A perda do paraíso
Aos 8 anos decidiu convidar Deus para brincar. Não lhe pareceu que esse fosse um pedido despropositado e impossível de atender, pois naquela época, para ele, Deus parecia mesmo existir e o mundo era só um lugar de brincar e crescer. E foi exatamente esse toque de ousadia, carregado de narcisismo onipotente e inocente que marcou a sua versão: ofereceu-se voluntariamente a uma intimidade que lhe abriria as portas sempre fechadas para os comuns dos mortais. Entretanto, havia mais, pois já àquela altura não conseguia firmar-se muito bem no meio de seus iguais.

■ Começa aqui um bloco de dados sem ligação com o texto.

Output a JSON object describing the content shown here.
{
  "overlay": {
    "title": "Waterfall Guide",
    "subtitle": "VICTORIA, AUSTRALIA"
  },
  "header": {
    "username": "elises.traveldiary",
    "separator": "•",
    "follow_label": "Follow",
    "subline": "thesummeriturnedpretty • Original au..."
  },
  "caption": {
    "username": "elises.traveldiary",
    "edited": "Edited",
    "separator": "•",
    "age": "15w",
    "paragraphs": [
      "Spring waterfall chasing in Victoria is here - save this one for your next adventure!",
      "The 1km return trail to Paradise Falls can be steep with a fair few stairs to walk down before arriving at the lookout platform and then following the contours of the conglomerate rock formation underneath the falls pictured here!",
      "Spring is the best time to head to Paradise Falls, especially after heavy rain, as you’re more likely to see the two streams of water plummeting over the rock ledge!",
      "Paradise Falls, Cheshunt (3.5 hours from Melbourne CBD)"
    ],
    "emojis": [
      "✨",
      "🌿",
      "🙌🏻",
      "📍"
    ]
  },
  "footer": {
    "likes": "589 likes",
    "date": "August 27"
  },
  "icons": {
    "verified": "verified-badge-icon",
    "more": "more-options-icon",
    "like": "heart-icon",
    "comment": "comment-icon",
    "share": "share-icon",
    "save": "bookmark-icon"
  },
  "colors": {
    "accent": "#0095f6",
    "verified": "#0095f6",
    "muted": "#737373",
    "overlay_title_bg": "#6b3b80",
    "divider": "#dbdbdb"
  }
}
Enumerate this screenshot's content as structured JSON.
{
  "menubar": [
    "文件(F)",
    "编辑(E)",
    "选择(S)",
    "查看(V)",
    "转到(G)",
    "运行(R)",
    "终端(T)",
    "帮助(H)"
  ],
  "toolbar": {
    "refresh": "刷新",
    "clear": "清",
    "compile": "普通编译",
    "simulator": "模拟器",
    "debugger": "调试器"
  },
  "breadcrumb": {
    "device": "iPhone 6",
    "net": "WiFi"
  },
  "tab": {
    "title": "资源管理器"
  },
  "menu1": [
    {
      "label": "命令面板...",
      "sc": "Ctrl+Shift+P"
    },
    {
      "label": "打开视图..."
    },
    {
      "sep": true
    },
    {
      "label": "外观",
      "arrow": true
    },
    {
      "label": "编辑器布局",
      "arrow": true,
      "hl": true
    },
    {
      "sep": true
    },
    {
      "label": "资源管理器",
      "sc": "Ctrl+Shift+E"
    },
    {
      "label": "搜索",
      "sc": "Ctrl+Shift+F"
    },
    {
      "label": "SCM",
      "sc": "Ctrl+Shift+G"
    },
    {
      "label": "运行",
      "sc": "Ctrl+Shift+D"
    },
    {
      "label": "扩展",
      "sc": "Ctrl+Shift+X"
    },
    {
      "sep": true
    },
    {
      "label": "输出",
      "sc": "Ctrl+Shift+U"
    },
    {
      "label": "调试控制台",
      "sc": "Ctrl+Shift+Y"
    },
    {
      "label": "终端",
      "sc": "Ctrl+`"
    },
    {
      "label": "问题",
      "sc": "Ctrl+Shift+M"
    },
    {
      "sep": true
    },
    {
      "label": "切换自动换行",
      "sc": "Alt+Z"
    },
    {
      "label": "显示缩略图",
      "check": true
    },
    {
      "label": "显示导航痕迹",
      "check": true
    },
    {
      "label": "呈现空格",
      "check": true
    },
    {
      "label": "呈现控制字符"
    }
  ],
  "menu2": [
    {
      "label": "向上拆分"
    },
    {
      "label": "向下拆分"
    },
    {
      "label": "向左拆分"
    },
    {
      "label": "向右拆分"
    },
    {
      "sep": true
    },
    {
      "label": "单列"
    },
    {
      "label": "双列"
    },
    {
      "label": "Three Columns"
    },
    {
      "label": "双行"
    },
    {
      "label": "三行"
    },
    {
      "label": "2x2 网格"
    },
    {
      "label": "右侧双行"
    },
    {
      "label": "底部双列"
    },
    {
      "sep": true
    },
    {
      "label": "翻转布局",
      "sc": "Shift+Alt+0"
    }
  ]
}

O mundo lá fora sempre lhe pareceu propor uma disputa desigual. Muitas das suas iniciativas de integração, seja na escola ou com primos foram frustradas. Os garotos da sua idade se moviam rápido demais. Mas com o cérebro em câmera lenta. E ele sempre tinha mil perguntas a fazer. Sentia desconforto com os excessos de cumplicidade e com todas as injustiças naturais. Nunca conseguiu brigar na rua. Nem na escola. Foi na igreja que encontrou o seu lugar. Era como se ele adotasse aquela estrutura para compensar a falta de conexão social. Nessa época era um coroinha cheio de pose. Tinha o rosto luminoso, um sorriso que encarnava a graça e certa petulância na maneira de se posicionar. Fazia da igreja seu quarto de brinquedos e também seu parque de diversão. A função lhe dava visibilidade, ressaltava seu estilo nobre e concentrado, e a batina vermelha com sobrepeliz branca completavam esse perfil natural. E ali se sentia a salvo. Era quase outra vida, menos experimental, mas muito mais contagiante. Que combinava com ele. Tinha o sabor de batalha ganha.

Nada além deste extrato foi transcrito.